Una vacuna que cambia todo

"El 1 de abril de 2014 ya dimos la voz de alerta porque nunca antes habíamos visto algo así", asegura Encinas. Aunque el número de casos aún no se había disparado como lo hizo más adelante, explica, nunca habían visto al ébola viajar de esa forma. "Aparecían casos a cien kilómetros con un día de diferencia, nunca habíamos visto nada así", cuenta. "Pero nadie nos hizo caso". Algunos acusaron a MSF de usar la incipiente pandemia como mecanismo de publicidad interna. La realidad dio la razón a la ONG en seguida. Ese verano, los contagios se contaron por miles y la OMS declaró la alerta internacional.

Para detener su avance hubo que aislar a muchos contactos de pacientes, que practicar muchos entierros seguros y que cambiar las costumbres funerarias de los tres países. Por el camino, además, se descubrieron formas de aumentar la supervivencia. En los casos de esta cepa del virus -hay al menos dos- y con el tratamiento adecuado, ya fallecen menos de la mitad de los infectados. También se ha logrado salvar a embarazadas y a sus recién nacidos.
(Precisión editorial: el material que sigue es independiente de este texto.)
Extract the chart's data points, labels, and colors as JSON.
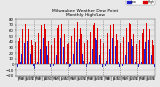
{
  "title": "Milwaukee Weather Dew Point",
  "subtitle": "Monthly High/Low",
  "legend_high": "High",
  "legend_low": "Low",
  "high_color": "#dd0000",
  "low_color": "#2222cc",
  "background_color": "#e8e8e8",
  "plot_bg": "#e8e8e8",
  "ylim": [
    -20,
    80
  ],
  "yticks": [
    -20,
    -10,
    0,
    10,
    20,
    30,
    40,
    50,
    60,
    70,
    80
  ],
  "year_separators": [
    11.5,
    23.5,
    35.5,
    47.5,
    59.5,
    71.5,
    83.5
  ],
  "bar_width": 0.38,
  "highs": [
    38,
    41,
    46,
    55,
    62,
    68,
    72,
    70,
    62,
    52,
    43,
    35,
    36,
    40,
    47,
    55,
    63,
    70,
    73,
    71,
    63,
    53,
    42,
    33,
    35,
    42,
    47,
    57,
    65,
    70,
    74,
    72,
    63,
    54,
    44,
    36,
    38,
    44,
    50,
    58,
    64,
    71,
    75,
    73,
    65,
    54,
    45,
    37,
    40,
    43,
    48,
    57,
    63,
    69,
    73,
    71,
    64,
    53,
    44,
    36,
    38,
    42,
    47,
    56,
    64,
    70,
    74,
    72,
    65,
    54,
    43,
    35,
    37,
    41,
    49,
    57,
    64,
    71,
    74,
    72,
    63,
    53,
    44,
    36,
    38,
    43,
    47,
    56,
    63,
    70,
    73,
    71,
    63,
    52,
    43,
    35
  ],
  "lows": [
    -5,
    -2,
    5,
    18,
    28,
    38,
    45,
    42,
    30,
    18,
    5,
    -3,
    -8,
    -4,
    4,
    15,
    27,
    40,
    47,
    44,
    32,
    16,
    4,
    -5,
    -6,
    -3,
    6,
    17,
    29,
    39,
    46,
    43,
    31,
    17,
    5,
    -4,
    -5,
    -2,
    7,
    18,
    28,
    40,
    46,
    44,
    32,
    18,
    6,
    -3,
    -4,
    -3,
    5,
    17,
    28,
    39,
    46,
    43,
    31,
    17,
    5,
    -4,
    -6,
    -3,
    6,
    16,
    28,
    39,
    46,
    44,
    32,
    17,
    5,
    -4,
    -5,
    -2,
    6,
    17,
    28,
    40,
    46,
    44,
    32,
    17,
    5,
    -5,
    -4,
    -2,
    5,
    17,
    27,
    39,
    45,
    43,
    31,
    16,
    4,
    -5
  ],
  "xtick_labels": [
    "J",
    "F",
    "M",
    "A",
    "M",
    "J",
    "J",
    "A",
    "S",
    "O",
    "N",
    "D",
    "J",
    "F",
    "M",
    "A",
    "M",
    "J",
    "J",
    "A",
    "S",
    "O",
    "N",
    "D",
    "J",
    "F",
    "M",
    "A",
    "M",
    "J",
    "J",
    "A",
    "S",
    "O",
    "N",
    "D",
    "J",
    "F",
    "M",
    "A",
    "M",
    "J",
    "J",
    "A",
    "S",
    "O",
    "N",
    "D",
    "J",
    "F",
    "M",
    "A",
    "M",
    "J",
    "J",
    "A",
    "S",
    "O",
    "N",
    "D",
    "J",
    "F",
    "M",
    "A",
    "M",
    "J",
    "J",
    "A",
    "S",
    "O",
    "N",
    "D",
    "J",
    "F",
    "M",
    "A",
    "M",
    "J",
    "J",
    "A",
    "S",
    "O",
    "N",
    "D",
    "J",
    "F",
    "M",
    "A",
    "M",
    "J",
    "J",
    "A",
    "S",
    "O",
    "N",
    "D"
  ]
}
"Hemos tenido tantos casos que hemos podido aprender mucho", cuenta Encinas. Durante estos dos años, desde MSF -que ha perdido a 28 trabajadores por la epidemia- han colaborado con tres ensayos clínicos para validar la eficacia de los tratamientos experimentales. Algunos no tuvieron éxito -se demostró que las transfusiones de suero hiperinmune de supervivientes no es eficaz- y otros sí. En junio de 2015 se probó que una vacuna, VSV-EBOV, permite prevenir el contagio.
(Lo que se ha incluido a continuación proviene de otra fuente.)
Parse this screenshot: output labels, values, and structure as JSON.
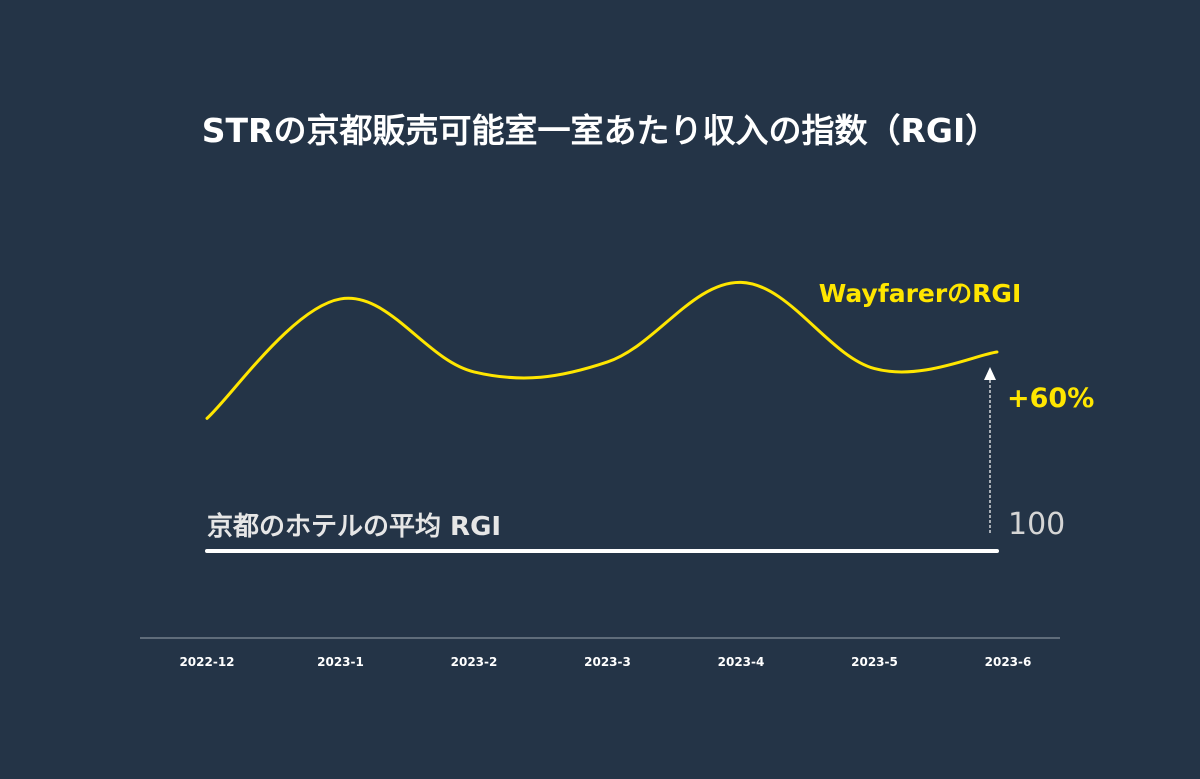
{
  "chart_data": {
    "type": "line",
    "title": "STRの京都販売可能室一室あたり収入の指数（RGI）",
    "categories": [
      "2022-12",
      "2023-1",
      "2023-2",
      "2023-3",
      "2023-4",
      "2023-5",
      "2023-6"
    ],
    "series": [
      {
        "name": "WayfarerのRGI",
        "values": [
          140,
          176,
          154,
          157,
          181,
          155,
          160
        ]
      }
    ],
    "baseline": {
      "label": "京都のホテルの平均 RGI",
      "value": 100
    },
    "annotation": "+60%",
    "grid": false,
    "colors": {
      "background": "#243447",
      "series": "#FFE600",
      "baseline": "#FFFFFF",
      "axis_text": "#FFFFFF",
      "baseline_value": "#D5D5D5"
    }
  }
}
"Es una vacuna que cambia todo", asegura el enfermero de MSF. No solo la capacidad de frenar rápidamente las vías de contagio. "También permite ofrecer algo a la población", afirma. Entre las grandes lecciones aprendidas durante esta crisis, él recalca la necesidad de contar con las comunidades en las que se interviene. "Hacerlas el centro de los cambios de cultura y rituales necesarios" para adaptarse a una enfermedad como el ébola.

"Lo que ha pasado es parecido a lo que pasa con una guerra; las cosas dejan de funcionar", señala Encinas. "Ahora los países están despertando, empezando a reconstruir se para superarlo".